April 18, 2016 | Posted in Chess Lectures | By

Monday, April 18 IM Valeri Lilov Simple Chess (middlegame)
How do play simple and successful at the same time? The answer to this question is the key to the wins of almost every strong master in the modern chess. Check IM Lilov’s new lecture to learn more!

Tuesday, April 19 IM Bill Paschall The Changing of the Hungarian Guard (strategy, endgame)
The top player in Hungary is no longer a Polgar, Leko, or Almasi. Richard Rapport has surpassed the other top Hungarians. Using a creative approach in the openings, a great positional sense, and excellent technique, Rapport is now a top player and a force to be reckoned with. In the following game, facing one of the best players in the world; Levon Aronian, Rapport puts all of his skills on display! White punishes blacks strange setup with 6… Nc6 in the opening and outplays Aronian to win a pawn. After some inaccuracies and some tough defense by Aronian, Rapport converts a beautiful endgame win with bishop vs knight.

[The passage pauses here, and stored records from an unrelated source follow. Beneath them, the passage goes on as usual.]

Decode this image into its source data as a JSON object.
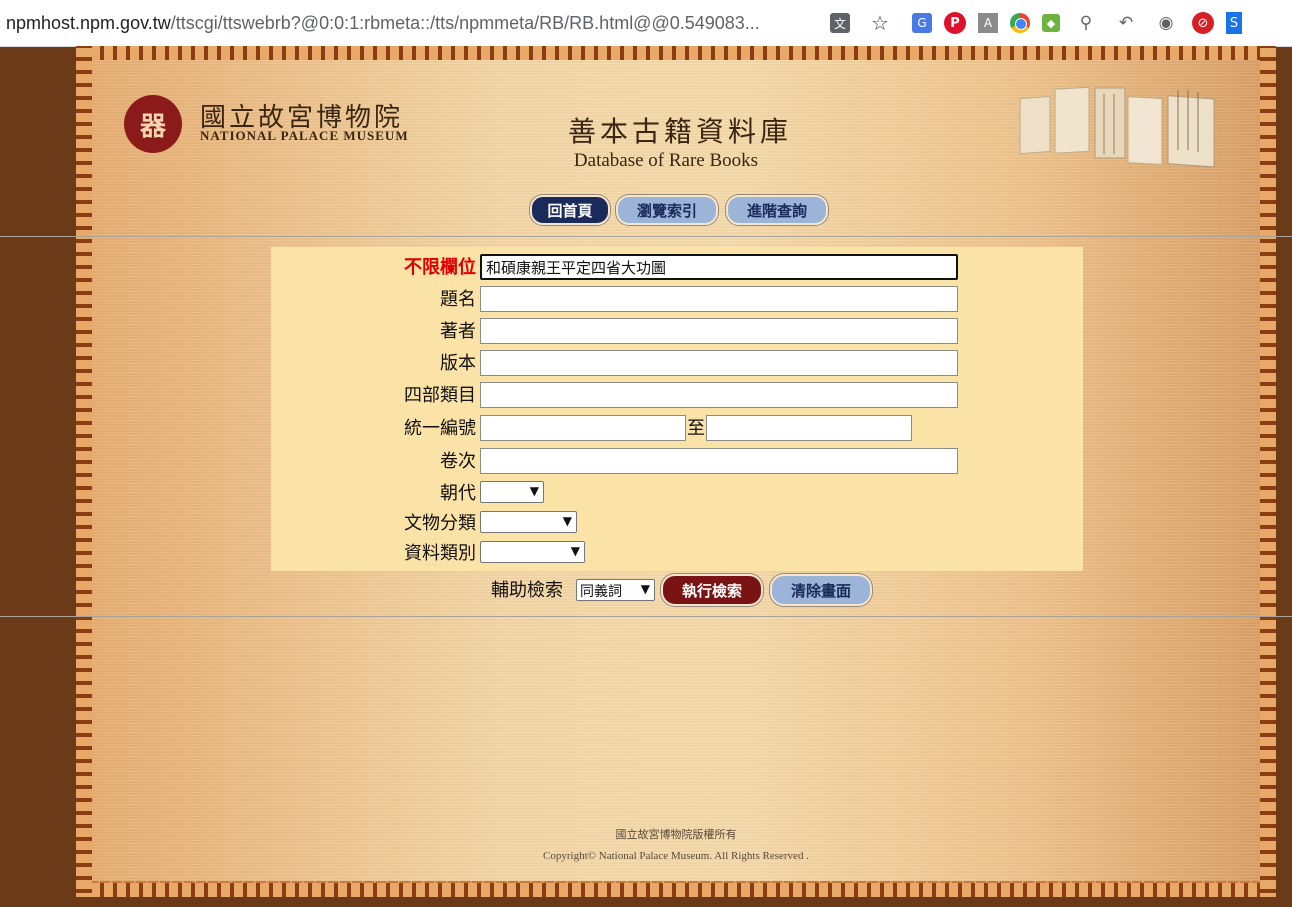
{
  "browser": {
    "url_host": "npmhost.npm.gov.tw",
    "url_path": "/ttscgi/ttswebrb?@0:0:1:rbmeta::/tts/npmmeta/RB/RB.html@@0.549083..."
  },
  "header": {
    "logo_seal": "器",
    "logo_zh": "國立故宮博物院",
    "logo_en": "NATIONAL PALACE MUSEUM",
    "title": "善本古籍資料庫",
    "subtitle": "Database of Rare Books"
  },
  "nav": {
    "home": "回首頁",
    "browse": "瀏覽索引",
    "advanced": "進階查詢"
  },
  "form": {
    "any_field_label": "不限欄位",
    "any_field_value": "和碩康親王平定四省大功圖",
    "title_label": "題名",
    "author_label": "著者",
    "edition_label": "版本",
    "category_label": "四部類目",
    "id_label": "統一編號",
    "id_to": "至",
    "volume_label": "卷次",
    "dynasty_label": "朝代",
    "artifact_label": "文物分類",
    "datatype_label": "資料類別"
  },
  "actions": {
    "aux_label": "輔助檢索",
    "aux_value": "同義詞",
    "search": "執行檢索",
    "clear": "清除畫面"
  },
  "footer": {
    "rights_zh": "國立故宮博物院版權所有",
    "rights_en": "Copyright© National Palace Museum. All Rights Reserved ."
  },
  "colors": {
    "frame_brown": "#6b3a18",
    "panel": "#fbe2a6",
    "label_red": "#e00000",
    "nav_dark": "#1a2a5a",
    "nav_light": "#9cb4d8",
    "search_red": "#7a1414"
  }
}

Wednesday, April 20 FM Dennis Monokroussos Even White Needs to Develop in the Opening
Sargissian-Li Chao: Even White Needs to Develop in the Opening. (Tags: ) It is a truism that Black especially needs to develop rapidly to stay out of trouble, at least in the Open Games. But while the burden may be less severe on White in the Closed openings, it doesn’t mean that it doesn’t exist. In this game between two 2700+ level players, White got himself in trouble as early as move 6. Black had to play brilliantly to prove the advantage, and did so until the last hurdle. White escaped with a draw, but it wasn’t easy!

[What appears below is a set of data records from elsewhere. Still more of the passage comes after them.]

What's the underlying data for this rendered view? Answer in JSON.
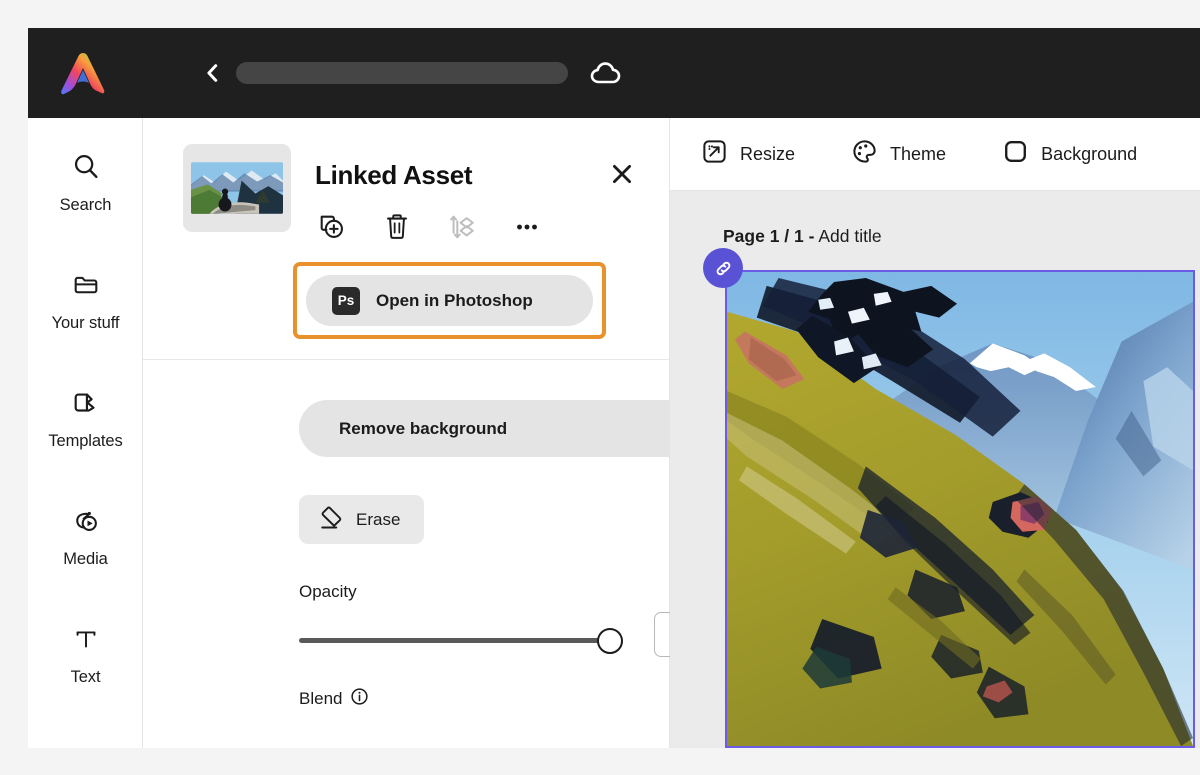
{
  "topbar": {
    "logo_name": "adobe-express-logo",
    "back_label": "Back",
    "doc_title_placeholder": "",
    "cloud_label": "Cloud sync"
  },
  "sidebar": {
    "items": [
      {
        "id": "search",
        "label": "Search",
        "icon": "search-icon"
      },
      {
        "id": "your-stuff",
        "label": "Your stuff",
        "icon": "folder-icon"
      },
      {
        "id": "templates",
        "label": "Templates",
        "icon": "templates-icon"
      },
      {
        "id": "media",
        "label": "Media",
        "icon": "media-icon"
      },
      {
        "id": "text",
        "label": "Text",
        "icon": "text-icon"
      }
    ]
  },
  "panel": {
    "title": "Linked Asset",
    "close_label": "✕",
    "actions": [
      {
        "id": "duplicate",
        "label": "Duplicate",
        "icon": "duplicate-icon",
        "disabled": false
      },
      {
        "id": "delete",
        "label": "Delete",
        "icon": "trash-icon",
        "disabled": false
      },
      {
        "id": "arrange",
        "label": "Arrange",
        "icon": "layer-order-icon",
        "disabled": true
      },
      {
        "id": "more",
        "label": "More",
        "icon": "more-icon",
        "disabled": false
      }
    ],
    "photoshop_button": {
      "label": "Open in Photoshop",
      "badge": "Ps",
      "highlighted": true,
      "highlight_color": "#e8912d"
    },
    "remove_background_label": "Remove background",
    "erase_label": "Erase",
    "opacity_label": "Opacity",
    "opacity_value": "100%",
    "opacity_percent": 100,
    "blend_label": "Blend",
    "blend_info_icon": "info-icon"
  },
  "canvas": {
    "tools": [
      {
        "id": "resize",
        "label": "Resize",
        "icon": "resize-icon"
      },
      {
        "id": "theme",
        "label": "Theme",
        "icon": "palette-icon"
      },
      {
        "id": "background",
        "label": "Background",
        "icon": "rounded-square-icon"
      }
    ],
    "page_prefix": "Page 1 / 1 -",
    "page_title": "Add title",
    "selection_color": "#6b5ce7",
    "link_badge_icon": "link-icon",
    "link_badge_color": "#5a52d5"
  }
}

Thursday, April 21 GM Leonid Kritz A Quick But Effective Tactical Fight (strategy, tactics)
This game went off the traditional paths right away and went into some type of complicated strategic and tactical jungle. It seemed that White should be better, but in fact a couple of brilliant moves by Howell destroyed the whole logic of White’s construction and brought him a fully deserved point.

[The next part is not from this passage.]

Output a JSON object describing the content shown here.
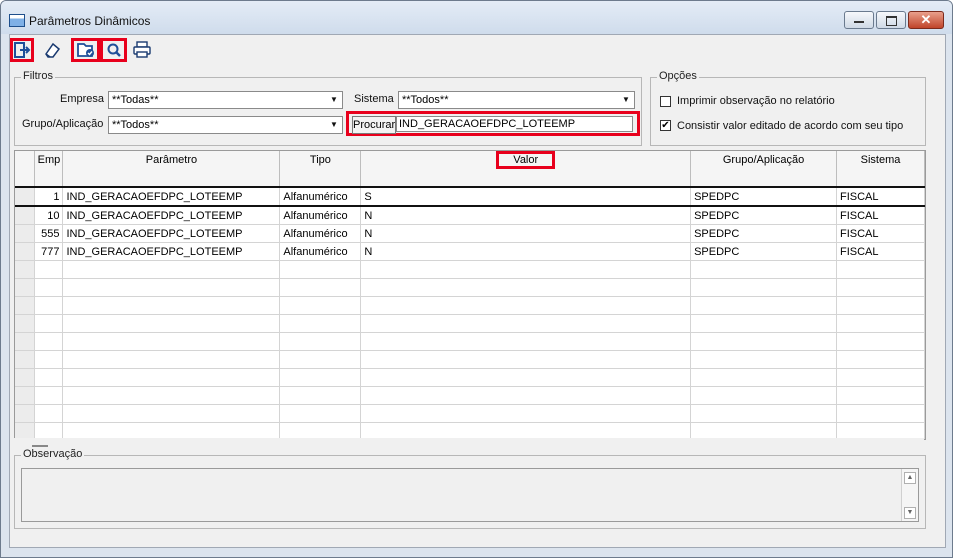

Friday, April 22 GM Eugene Perelshteyn How To Win In An Equal Endgame When Your Opponent Has No Plan (endgame, strategy)
Are plans important in the equal-looking endgame? This game is a perfect illustration what happens when you play without a plan. Black made logical-looking moves and found himself in a difficult position. Why? Because he failed to anticipate White’s plan and had no plan of his own. As a result he fell apart rather quickly after making two active moves… A must watch for all players who need to improve their endgame skills!